Manchester United’s left-back search is no longer a quiet squad-depth issue. It is becoming one of the clearest tests of how boldly Michael Carrick wants to reshape the team before his first full Premier League campaign in charge.
Sky Sports reported earlier this month that United are monitoring Newcastle United’s Lewis Hall, with Fulham’s Antonee Robinson also viewed as an option. The same report framed the central problem sharply: Luke Shaw is the only senior natural left-back heading into next season, while Patrick Dorgu is expected to operate higher up the pitch.
That makes the decision bigger than simply adding cover. United need a player who changes the geometry of Carrick’s side, protects the rest-defence, and gives the left flank enough athletic security to support the forwards already being built around.
Hall Would Be The Brave Long-Term Swing
Hall is the more aggressive recruitment bet.

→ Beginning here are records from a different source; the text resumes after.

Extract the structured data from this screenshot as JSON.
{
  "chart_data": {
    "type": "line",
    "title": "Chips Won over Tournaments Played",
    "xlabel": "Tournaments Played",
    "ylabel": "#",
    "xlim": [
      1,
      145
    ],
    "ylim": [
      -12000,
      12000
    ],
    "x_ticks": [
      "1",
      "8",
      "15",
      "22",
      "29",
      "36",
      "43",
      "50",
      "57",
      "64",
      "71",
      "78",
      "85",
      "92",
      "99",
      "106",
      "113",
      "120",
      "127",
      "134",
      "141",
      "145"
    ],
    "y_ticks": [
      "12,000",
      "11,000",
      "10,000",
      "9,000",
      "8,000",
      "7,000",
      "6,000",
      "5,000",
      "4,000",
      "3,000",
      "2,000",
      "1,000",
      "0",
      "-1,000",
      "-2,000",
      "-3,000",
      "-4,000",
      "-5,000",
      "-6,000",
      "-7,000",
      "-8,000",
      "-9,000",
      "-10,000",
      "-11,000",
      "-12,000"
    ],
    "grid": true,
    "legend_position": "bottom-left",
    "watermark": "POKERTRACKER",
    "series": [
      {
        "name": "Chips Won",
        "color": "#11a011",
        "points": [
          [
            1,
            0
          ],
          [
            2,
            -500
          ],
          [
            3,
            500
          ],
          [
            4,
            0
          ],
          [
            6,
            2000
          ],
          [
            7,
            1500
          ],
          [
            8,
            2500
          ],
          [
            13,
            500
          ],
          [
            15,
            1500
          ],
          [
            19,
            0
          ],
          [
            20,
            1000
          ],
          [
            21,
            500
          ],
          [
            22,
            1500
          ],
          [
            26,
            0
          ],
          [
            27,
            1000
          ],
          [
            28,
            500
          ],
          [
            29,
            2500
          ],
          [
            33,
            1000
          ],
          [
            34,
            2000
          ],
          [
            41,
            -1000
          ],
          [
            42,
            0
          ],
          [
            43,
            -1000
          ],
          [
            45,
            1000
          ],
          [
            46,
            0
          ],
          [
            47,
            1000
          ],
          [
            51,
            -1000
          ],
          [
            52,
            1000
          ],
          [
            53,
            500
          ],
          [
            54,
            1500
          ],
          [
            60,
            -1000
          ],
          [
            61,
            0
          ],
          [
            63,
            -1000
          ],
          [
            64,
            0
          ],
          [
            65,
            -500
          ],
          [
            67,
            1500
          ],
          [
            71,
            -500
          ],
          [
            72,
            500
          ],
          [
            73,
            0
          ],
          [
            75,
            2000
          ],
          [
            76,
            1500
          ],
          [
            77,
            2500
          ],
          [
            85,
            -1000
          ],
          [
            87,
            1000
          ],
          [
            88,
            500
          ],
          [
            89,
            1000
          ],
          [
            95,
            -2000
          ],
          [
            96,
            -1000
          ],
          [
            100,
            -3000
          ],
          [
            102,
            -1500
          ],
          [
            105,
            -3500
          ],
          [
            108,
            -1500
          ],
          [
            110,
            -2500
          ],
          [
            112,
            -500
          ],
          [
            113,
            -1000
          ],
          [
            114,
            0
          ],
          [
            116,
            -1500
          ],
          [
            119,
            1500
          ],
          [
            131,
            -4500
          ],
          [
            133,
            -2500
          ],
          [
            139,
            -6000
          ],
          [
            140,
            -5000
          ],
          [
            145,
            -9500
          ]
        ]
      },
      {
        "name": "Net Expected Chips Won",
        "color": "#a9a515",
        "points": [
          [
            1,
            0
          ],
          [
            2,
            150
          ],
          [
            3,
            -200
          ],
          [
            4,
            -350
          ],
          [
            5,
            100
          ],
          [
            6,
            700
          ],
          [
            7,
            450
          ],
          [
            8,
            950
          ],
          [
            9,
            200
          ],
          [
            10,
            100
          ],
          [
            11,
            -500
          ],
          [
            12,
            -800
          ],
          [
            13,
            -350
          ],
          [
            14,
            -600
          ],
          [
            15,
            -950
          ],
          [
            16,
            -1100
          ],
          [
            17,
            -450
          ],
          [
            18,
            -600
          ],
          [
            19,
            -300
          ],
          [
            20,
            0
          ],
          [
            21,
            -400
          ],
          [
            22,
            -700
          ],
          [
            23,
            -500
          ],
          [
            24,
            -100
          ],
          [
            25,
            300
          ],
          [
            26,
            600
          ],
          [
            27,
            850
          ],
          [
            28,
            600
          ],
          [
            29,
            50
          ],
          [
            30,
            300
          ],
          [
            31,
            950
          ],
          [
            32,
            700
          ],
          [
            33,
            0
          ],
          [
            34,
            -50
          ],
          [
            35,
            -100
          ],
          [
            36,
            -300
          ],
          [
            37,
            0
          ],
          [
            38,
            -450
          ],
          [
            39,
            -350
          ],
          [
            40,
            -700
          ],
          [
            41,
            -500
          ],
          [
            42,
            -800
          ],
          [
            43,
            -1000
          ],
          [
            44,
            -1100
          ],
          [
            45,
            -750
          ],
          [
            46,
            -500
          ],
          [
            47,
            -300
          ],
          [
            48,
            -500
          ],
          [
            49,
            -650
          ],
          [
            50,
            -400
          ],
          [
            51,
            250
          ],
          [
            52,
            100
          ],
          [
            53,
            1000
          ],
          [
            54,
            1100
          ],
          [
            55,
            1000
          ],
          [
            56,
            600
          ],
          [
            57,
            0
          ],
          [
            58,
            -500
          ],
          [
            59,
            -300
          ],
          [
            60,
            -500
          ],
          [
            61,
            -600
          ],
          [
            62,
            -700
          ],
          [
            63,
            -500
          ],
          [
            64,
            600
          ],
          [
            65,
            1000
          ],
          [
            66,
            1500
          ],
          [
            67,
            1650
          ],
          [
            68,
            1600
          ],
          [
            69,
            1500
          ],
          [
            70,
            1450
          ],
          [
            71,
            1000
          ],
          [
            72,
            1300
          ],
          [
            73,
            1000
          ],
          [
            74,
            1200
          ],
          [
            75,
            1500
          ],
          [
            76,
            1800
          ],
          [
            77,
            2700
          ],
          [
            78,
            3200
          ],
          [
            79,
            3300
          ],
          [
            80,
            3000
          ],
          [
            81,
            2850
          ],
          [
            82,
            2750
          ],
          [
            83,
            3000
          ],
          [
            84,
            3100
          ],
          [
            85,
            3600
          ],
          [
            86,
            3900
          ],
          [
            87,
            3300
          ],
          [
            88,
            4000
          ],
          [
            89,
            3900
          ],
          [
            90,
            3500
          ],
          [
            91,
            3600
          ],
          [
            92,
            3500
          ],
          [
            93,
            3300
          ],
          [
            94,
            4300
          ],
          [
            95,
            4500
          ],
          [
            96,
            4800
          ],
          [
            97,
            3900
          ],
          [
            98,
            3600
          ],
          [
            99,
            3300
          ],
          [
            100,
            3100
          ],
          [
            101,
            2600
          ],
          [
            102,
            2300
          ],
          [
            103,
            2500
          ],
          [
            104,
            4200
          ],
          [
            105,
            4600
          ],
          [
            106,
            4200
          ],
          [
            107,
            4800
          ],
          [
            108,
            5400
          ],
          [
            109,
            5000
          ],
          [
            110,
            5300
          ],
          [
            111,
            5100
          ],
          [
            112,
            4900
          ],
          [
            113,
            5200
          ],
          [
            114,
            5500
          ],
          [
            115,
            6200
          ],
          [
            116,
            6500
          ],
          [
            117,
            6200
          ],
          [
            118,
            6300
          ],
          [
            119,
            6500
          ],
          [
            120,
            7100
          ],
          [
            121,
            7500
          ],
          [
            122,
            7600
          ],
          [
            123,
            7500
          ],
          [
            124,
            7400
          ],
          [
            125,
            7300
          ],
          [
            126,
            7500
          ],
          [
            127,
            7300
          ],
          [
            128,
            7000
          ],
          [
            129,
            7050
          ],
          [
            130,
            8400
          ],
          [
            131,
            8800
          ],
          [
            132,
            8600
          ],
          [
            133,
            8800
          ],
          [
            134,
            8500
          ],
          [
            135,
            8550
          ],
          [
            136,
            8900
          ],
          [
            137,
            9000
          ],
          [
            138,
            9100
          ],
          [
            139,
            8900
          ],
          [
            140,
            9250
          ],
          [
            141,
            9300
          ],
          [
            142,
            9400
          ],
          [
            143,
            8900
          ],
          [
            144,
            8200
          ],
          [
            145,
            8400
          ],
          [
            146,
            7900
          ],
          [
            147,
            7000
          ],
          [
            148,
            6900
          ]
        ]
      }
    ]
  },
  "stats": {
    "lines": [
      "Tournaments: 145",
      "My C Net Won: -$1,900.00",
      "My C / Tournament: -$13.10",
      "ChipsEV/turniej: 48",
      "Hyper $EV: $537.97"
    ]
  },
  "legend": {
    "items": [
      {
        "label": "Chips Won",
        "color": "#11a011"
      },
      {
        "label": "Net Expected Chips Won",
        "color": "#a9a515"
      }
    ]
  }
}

At 21, he fits the age curve United have tried to chase in the market: young enough to develop, experienced enough to survive Premier League pressure, and technically flexible enough to offer more than touchline running.
The appeal is obvious. Hall can step inside in possession, receive under pressure and help United build with a three-plus-two shape when the ball is on the opposite side. That matters for Carrick because his midfield cannot be asked to solve every progression problem alone.
There is also a timing advantage. Hall missed out on England’s World Cup squad, meaning he would be available for a full pre-season if a deal moved quickly. United have confirmed that players begin reporting back to Carrington from Thursday 9 July, and that window matters.
ReadManUtd has already looked at why Carrick’s 9 July start date is more than a fitness marker. A left-back signed early would not just learn the patterns. He would help define them.
Robinson Offers Certainty, But With A Shorter Runway
Robinson is the more immediate, less speculative solution. He is Premier League proven, physically assertive and comfortable staying wide, which could be important if Matheus Cunha continues to drift inside from the left channel.
That profile would give Carrick a different kind of balance. Instead of asking the left-back to become an extra midfielder, Robinson could stretch the pitch, carry the ball forward and provide recovery speed behind a winger or inside forward who vacates the flank.
The concern is not quality. It is timeline. Robinson is 28, has had knee issues in recent seasons, and would not solve the position for the next five years. He would raise the floor quickly, but United would still need to think about succession soon after.
That is why this choice matters. Hall is about building the next version of the side. Robinson is about stabilising the current one.
Carrick Cannot Treat Left-Back As A Side Issue
United’s summer midfield chase has naturally dominated the agenda, but the left-back call may have just as much tactical consequence. If Carrick wants aggressive wingers, high regains and a team that can defend big spaces, the full-back structure has to be right.
Shaw’s quality is not in dispute, but availability and contract timing make it dangerous to enter a Champions League season with him as the only senior specialist. Dalot and Mazraoui can cover, yet both are compromises on the left when United need clarity rather than contingency planning.
The smart move is to decide what the role is before deciding who fills it. If Carrick wants a narrow, technical full-back who can help dominate possession, Hall is the cleaner fit. If he wants width, running power and a safer short-term floor, Robinson makes sense.
United have spent too many windows buying talent without fully defining the job. This left-back decision gives Carrick and the recruitment team a chance to show the process has matured.
Hall would be expensive and difficult. Robinson would be practical and more conservative. The bolder call may also be the one that says more about where United believe this rebuild is heading.